Page MenuHomePhabricator

Timeouts searching for terms and regular expressions too low
Closed, ResolvedPublicBUG REPORT

Description

Due to the timeout problems after closing the parent task T403212 and task T410007 let me allow to open a subtask forking following bug by quoting of the last conversation there:

Is it only that query, or is it also performing generally worse? We have documented that this form of query is expected to time out, particularly on wikis of decent size like dewiki. The suggested variation insource:/Dremel/ insource:dremel returns results in < 1s and should be equivalent. At a general level the changes made in this ticket, which is a pre-processing step that transforms the regex, doesn't look to make any change to this example query.

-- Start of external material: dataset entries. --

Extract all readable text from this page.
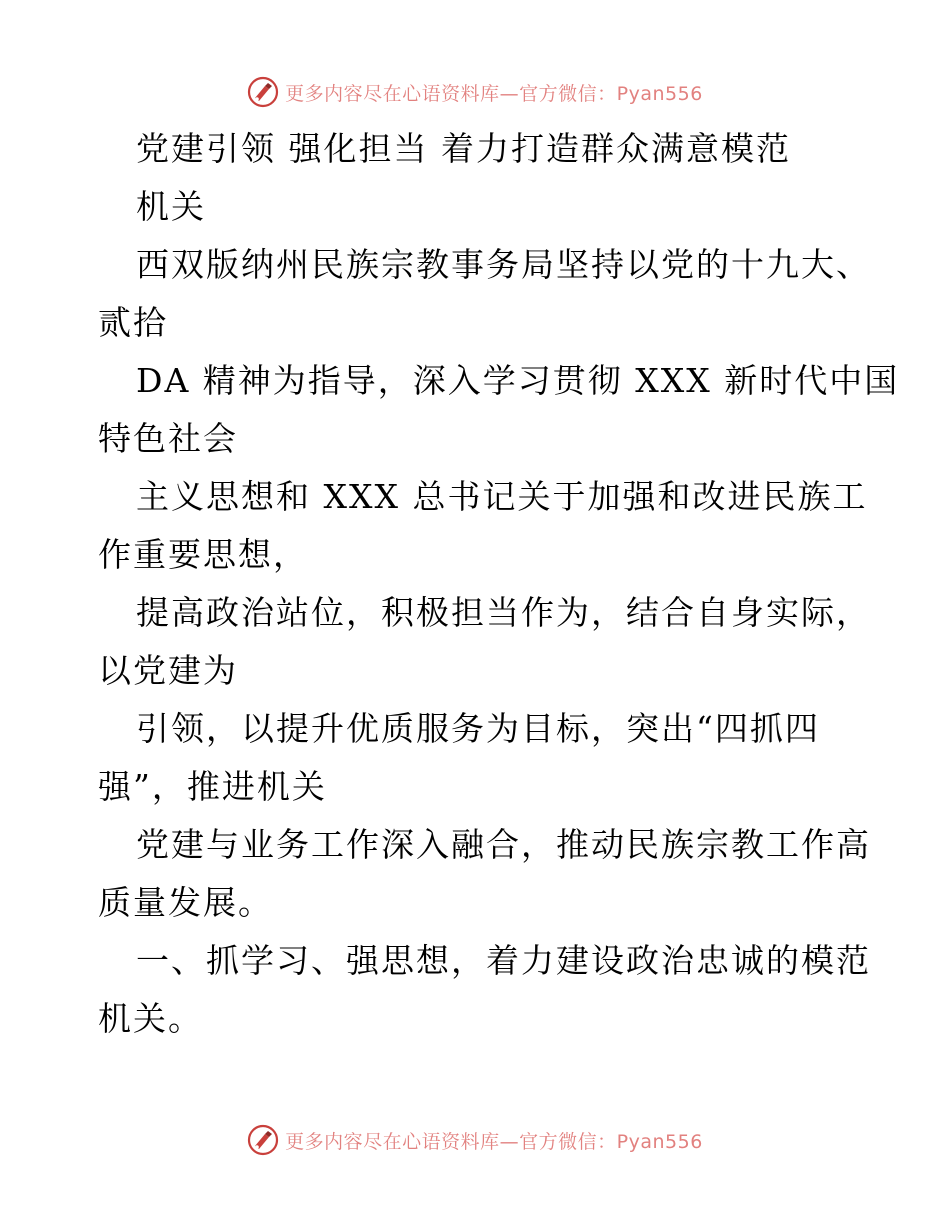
更多内容尽在心语资料库—官方微信：Pyan556
党建引领 强化担当 着力打造群众满意模范
机关
西双版纳州民族宗教事务局坚持以党的十九大、
贰拾
DA 精神为指导，深入学习贯彻 XXX 新时代中国
特色社会
主义思想和 XXX 总书记关于加强和改进民族工
作重要思想，
提高政治站位，积极担当作为，结合自身实际，
以党建为
引领，以提升优质服务为目标，突出“四抓四
强”，推进机关
党建与业务工作深入融合，推动民族宗教工作高
质量发展。
一、抓学习、强思想，着力建设政治忠诚的模范
机关。
更多内容尽在心语资料库—官方微信：Pyan556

I can also see in our metrics expensive query usage is up last week, typically its ~1/sec but it's been hitting the limiter at ~10/sec. It looks like whoever was issuing those queries has stopped, but if it's an ongoing issue we can look closer into them and see if they can be moved into the Automated bucket which has separate limits from normal search. The "too many regular expression searches" error occurs when this bucket fills up with concurrent searches.

I think, this problem has a little relation to T410007 . Maybe @dcausse can help here again?

Hmm, that does seem likely. If we add a &cirrusDumpQuery to one of the searches we can see it has timeout: 15s, when indeed regex should get a longer timeout. Not sure yet what changed to cause that.

Let's find a solution to raise the timeout, that at least Cirrus and API searches can work properly in a way that we expect. I know, dewiki is not that small wiki in the world, but it must be allowed, to search phrases and regular expressions, in order to work with it properly.

Thank you very much in advance

Event Timeline

This is not a subtask; please review project tags and subscribers in such cases - thanks a lot!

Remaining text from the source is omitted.